San Francisco is reaching for new depths of depravity, as Supervisor David Campos is seeking to expand the city's illegal alien criminal protecting sanctuary law.
A San Francisco supervisor's proposed legislation would make it more difficult for officials to hand over undocumented youths suspected of crimes to federal immigration authorities, a policy that, if approved, could have far-reaching impacts.The proposed law would require that juvenile suspects be convicted of a felony before San Francisco officials contact federal immigration authorities—unless the suspect is charged as an adult.
Currently, immigration authorities are contacted at the time of a felony arrest—a change implemented last year by Mayor Gavin Newsom after the city's sanctuary city policy made national headlines. Newsom's change angered many in the city's immigrant community. [...]
San Francisco's sanctuary city ordinance, created in the late 1980s for refugees fleeing Central American civil wars, made headlines last year after The Chronicle reported that the city was shielding young felons from deportation. In one of the most high profile cases, Edwin Ramos, 22, who had been arrested for several felonies as a youth but never referred to immigration officials, was arrested and charged with the 2008 slayings of Tony Bologna and his two sons. [New sanctuary proposal on protecting youths, By Marisa Lagos and John Cot?©, San Francisco Chronicle,August 18, 2009 ]
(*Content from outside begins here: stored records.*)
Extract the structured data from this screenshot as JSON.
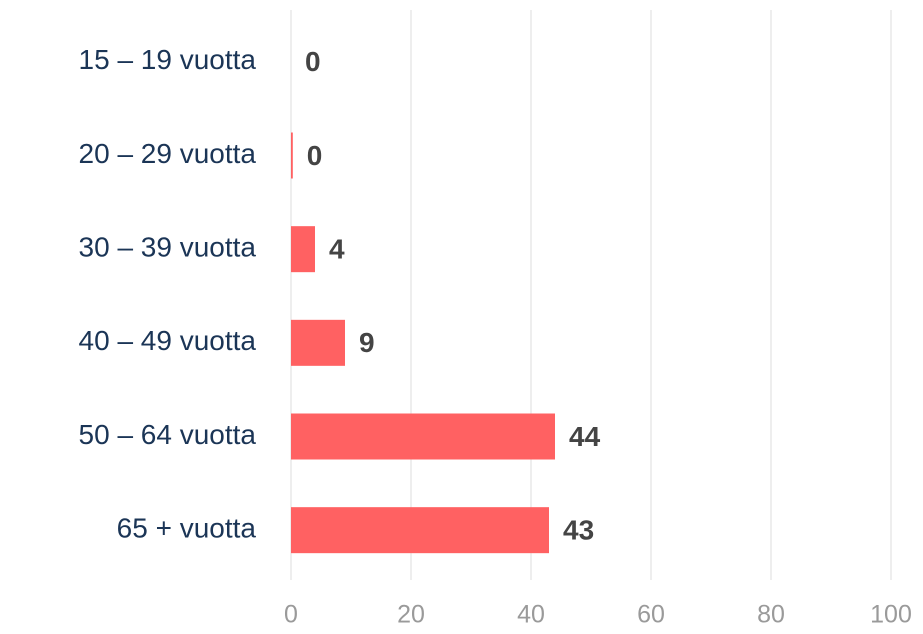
{
  "chart_data": {
    "type": "barh",
    "categories": [
      "15 – 19 vuotta",
      "20 – 29 vuotta",
      "30 – 39 vuotta",
      "40 – 49 vuotta",
      "50 – 64 vuotta",
      "65 + vuotta"
    ],
    "values": [
      0,
      0.3,
      4,
      9,
      44,
      43
    ],
    "value_labels": [
      "0",
      "0",
      "4",
      "9",
      "44",
      "43"
    ],
    "color": "#ff6162",
    "xlim": [
      0,
      100
    ],
    "xticks": [
      0,
      20,
      40,
      60,
      80,
      100
    ],
    "grid": true
  }
}
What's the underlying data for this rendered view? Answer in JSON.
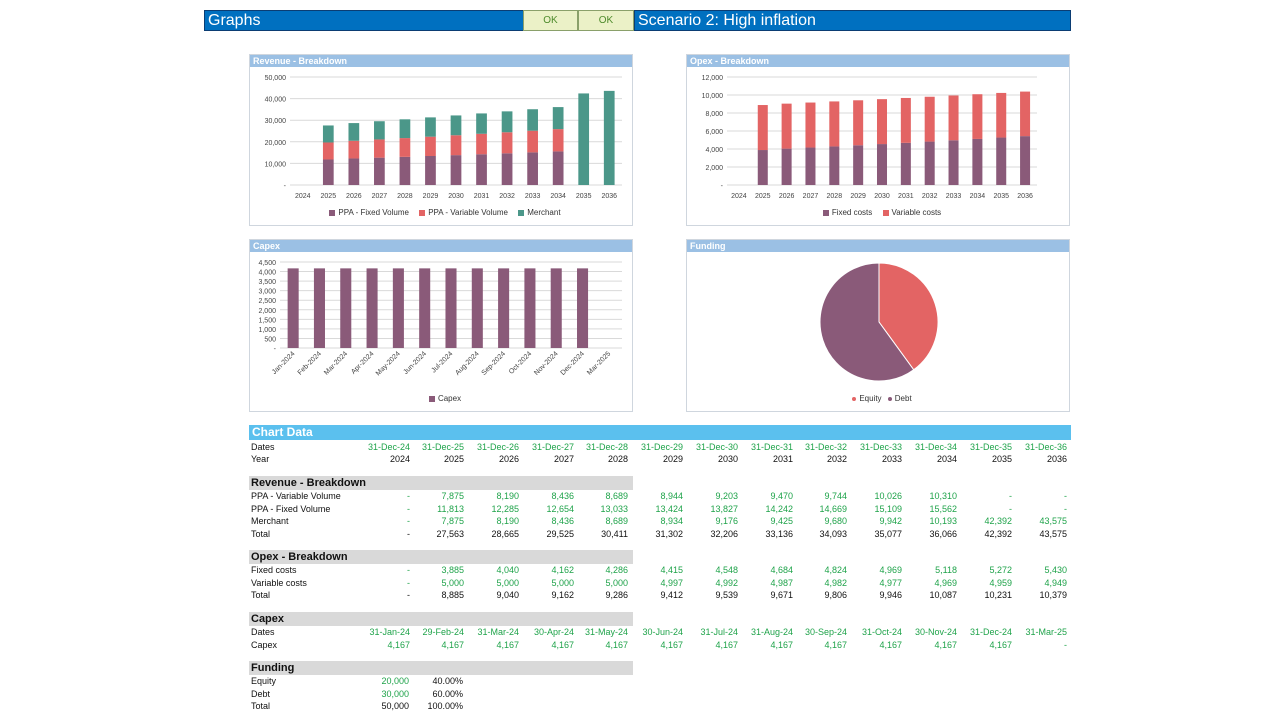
{
  "header": {
    "title": "Graphs",
    "ok_button_1": "OK",
    "ok_button_2": "OK",
    "scenario_title": "Scenario 2: High inflation"
  },
  "colors": {
    "purple": "#8a5a79",
    "red": "#e36464",
    "teal": "#4b9789",
    "header_blue": "#0070c0",
    "panel_title_blue": "#9bc0e4",
    "chart_data_band": "#5bc0ee",
    "section_gray": "#d9d9d9",
    "green_text": "#1fa34a"
  },
  "chart_data": [
    {
      "type": "bar",
      "stacked": true,
      "title": "Revenue - Breakdown",
      "categories": [
        "2024",
        "2025",
        "2026",
        "2027",
        "2028",
        "2029",
        "2030",
        "2031",
        "2032",
        "2033",
        "2034",
        "2035",
        "2036"
      ],
      "series": [
        {
          "name": "PPA - Fixed Volume",
          "color": "#8a5a79",
          "values": [
            0,
            11813,
            12285,
            12654,
            13033,
            13424,
            13827,
            14242,
            14669,
            15109,
            15562,
            0,
            0
          ]
        },
        {
          "name": "PPA - Variable Volume",
          "color": "#e36464",
          "values": [
            0,
            7875,
            8190,
            8436,
            8689,
            8944,
            9203,
            9470,
            9744,
            10026,
            10310,
            0,
            0
          ]
        },
        {
          "name": "Merchant",
          "color": "#4b9789",
          "values": [
            0,
            7875,
            8190,
            8436,
            8689,
            8934,
            9176,
            9425,
            9680,
            9942,
            10193,
            42392,
            43575
          ]
        }
      ],
      "ylim": [
        0,
        50000
      ],
      "yticks": [
        "-",
        "10,000",
        "20,000",
        "30,000",
        "40,000",
        "50,000"
      ],
      "grid": true,
      "legend": "bottom"
    },
    {
      "type": "bar",
      "stacked": true,
      "title": "Opex - Breakdown",
      "categories": [
        "2024",
        "2025",
        "2026",
        "2027",
        "2028",
        "2029",
        "2030",
        "2031",
        "2032",
        "2033",
        "2034",
        "2035",
        "2036"
      ],
      "series": [
        {
          "name": "Fixed costs",
          "color": "#8a5a79",
          "values": [
            0,
            3885,
            4040,
            4162,
            4286,
            4415,
            4548,
            4684,
            4824,
            4969,
            5118,
            5272,
            5430
          ]
        },
        {
          "name": "Variable costs",
          "color": "#e36464",
          "values": [
            0,
            5000,
            5000,
            5000,
            5000,
            4997,
            4992,
            4987,
            4982,
            4977,
            4969,
            4959,
            4949
          ]
        }
      ],
      "ylim": [
        0,
        12000
      ],
      "yticks": [
        "-",
        "2,000",
        "4,000",
        "6,000",
        "8,000",
        "10,000",
        "12,000"
      ],
      "grid": true,
      "legend": "bottom"
    },
    {
      "type": "bar",
      "title": "Capex",
      "categories": [
        "Jan-2024",
        "Feb-2024",
        "Mar-2024",
        "Apr-2024",
        "May-2024",
        "Jun-2024",
        "Jul-2024",
        "Aug-2024",
        "Sep-2024",
        "Oct-2024",
        "Nov-2024",
        "Dec-2024",
        "Mar-2025"
      ],
      "series": [
        {
          "name": "Capex",
          "color": "#8a5a79",
          "values": [
            4167,
            4167,
            4167,
            4167,
            4167,
            4167,
            4167,
            4167,
            4167,
            4167,
            4167,
            4167,
            0
          ]
        }
      ],
      "ylim": [
        0,
        4500
      ],
      "yticks": [
        "-",
        "500",
        "1,000",
        "1,500",
        "2,000",
        "2,500",
        "3,000",
        "3,500",
        "4,000",
        "4,500"
      ],
      "grid": true,
      "legend": "bottom"
    },
    {
      "type": "pie",
      "title": "Funding",
      "categories": [
        "Equity",
        "Debt"
      ],
      "values": [
        20000,
        30000
      ],
      "colors": [
        "#e36464",
        "#8a5a79"
      ],
      "legend": "bottom"
    }
  ],
  "table": {
    "title": "Chart Data",
    "dates_label": "Dates",
    "year_label": "Year",
    "dates": [
      "31-Dec-24",
      "31-Dec-25",
      "31-Dec-26",
      "31-Dec-27",
      "31-Dec-28",
      "31-Dec-29",
      "31-Dec-30",
      "31-Dec-31",
      "31-Dec-32",
      "31-Dec-33",
      "31-Dec-34",
      "31-Dec-35",
      "31-Dec-36"
    ],
    "years": [
      "2024",
      "2025",
      "2026",
      "2027",
      "2028",
      "2029",
      "2030",
      "2031",
      "2032",
      "2033",
      "2034",
      "2035",
      "2036"
    ],
    "revenue": {
      "title": "Revenue - Breakdown",
      "rows": [
        {
          "label": "PPA - Variable Volume",
          "color": "g",
          "values": [
            "-",
            "7,875",
            "8,190",
            "8,436",
            "8,689",
            "8,944",
            "9,203",
            "9,470",
            "9,744",
            "10,026",
            "10,310",
            "-",
            "-"
          ]
        },
        {
          "label": "PPA - Fixed Volume",
          "color": "g",
          "values": [
            "-",
            "11,813",
            "12,285",
            "12,654",
            "13,033",
            "13,424",
            "13,827",
            "14,242",
            "14,669",
            "15,109",
            "15,562",
            "-",
            "-"
          ]
        },
        {
          "label": "Merchant",
          "color": "g",
          "values": [
            "-",
            "7,875",
            "8,190",
            "8,436",
            "8,689",
            "8,934",
            "9,176",
            "9,425",
            "9,680",
            "9,942",
            "10,193",
            "42,392",
            "43,575"
          ]
        },
        {
          "label": "Total",
          "color": "k",
          "values": [
            "-",
            "27,563",
            "28,665",
            "29,525",
            "30,411",
            "31,302",
            "32,206",
            "33,136",
            "34,093",
            "35,077",
            "36,066",
            "42,392",
            "43,575"
          ]
        }
      ]
    },
    "opex": {
      "title": "Opex - Breakdown",
      "rows": [
        {
          "label": "Fixed costs",
          "color": "g",
          "values": [
            "-",
            "3,885",
            "4,040",
            "4,162",
            "4,286",
            "4,415",
            "4,548",
            "4,684",
            "4,824",
            "4,969",
            "5,118",
            "5,272",
            "5,430"
          ]
        },
        {
          "label": "Variable costs",
          "color": "g",
          "values": [
            "-",
            "5,000",
            "5,000",
            "5,000",
            "5,000",
            "4,997",
            "4,992",
            "4,987",
            "4,982",
            "4,977",
            "4,969",
            "4,959",
            "4,949"
          ]
        },
        {
          "label": "Total",
          "color": "k",
          "values": [
            "-",
            "8,885",
            "9,040",
            "9,162",
            "9,286",
            "9,412",
            "9,539",
            "9,671",
            "9,806",
            "9,946",
            "10,087",
            "10,231",
            "10,379"
          ]
        }
      ]
    },
    "capex": {
      "title": "Capex",
      "rows": [
        {
          "label": "Dates",
          "color": "g",
          "values": [
            "31-Jan-24",
            "29-Feb-24",
            "31-Mar-24",
            "30-Apr-24",
            "31-May-24",
            "30-Jun-24",
            "31-Jul-24",
            "31-Aug-24",
            "30-Sep-24",
            "31-Oct-24",
            "30-Nov-24",
            "31-Dec-24",
            "31-Mar-25"
          ]
        },
        {
          "label": "Capex",
          "color": "g",
          "values": [
            "4,167",
            "4,167",
            "4,167",
            "4,167",
            "4,167",
            "4,167",
            "4,167",
            "4,167",
            "4,167",
            "4,167",
            "4,167",
            "4,167",
            "-"
          ]
        }
      ]
    },
    "funding": {
      "title": "Funding",
      "rows": [
        {
          "label": "Equity",
          "amount": "20,000",
          "pct": "40.00%",
          "color": "g"
        },
        {
          "label": "Debt",
          "amount": "30,000",
          "pct": "60.00%",
          "color": "g"
        },
        {
          "label": "Total",
          "amount": "50,000",
          "pct": "100.00%",
          "color": "k"
        }
      ]
    }
  }
}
Notably, the Supervisor himself was (or is) an illegal alien, as he helpfully specified on his official Supe website. So he is standing up for his tribe of foreign lawbreakers, not the residents of the city.
Here's a reminder of the Bologna triple murder case, in which a previously arrested gangster was coddled by San Francisco and allowed to go free and kill.
Interestingly, a poll taken in San Francisco last year after it was revealed that the city had shielded Honduran crack dealers from justice showed the a large majority (79%) of residents wanted the lawbreakers turned over to federal authorities.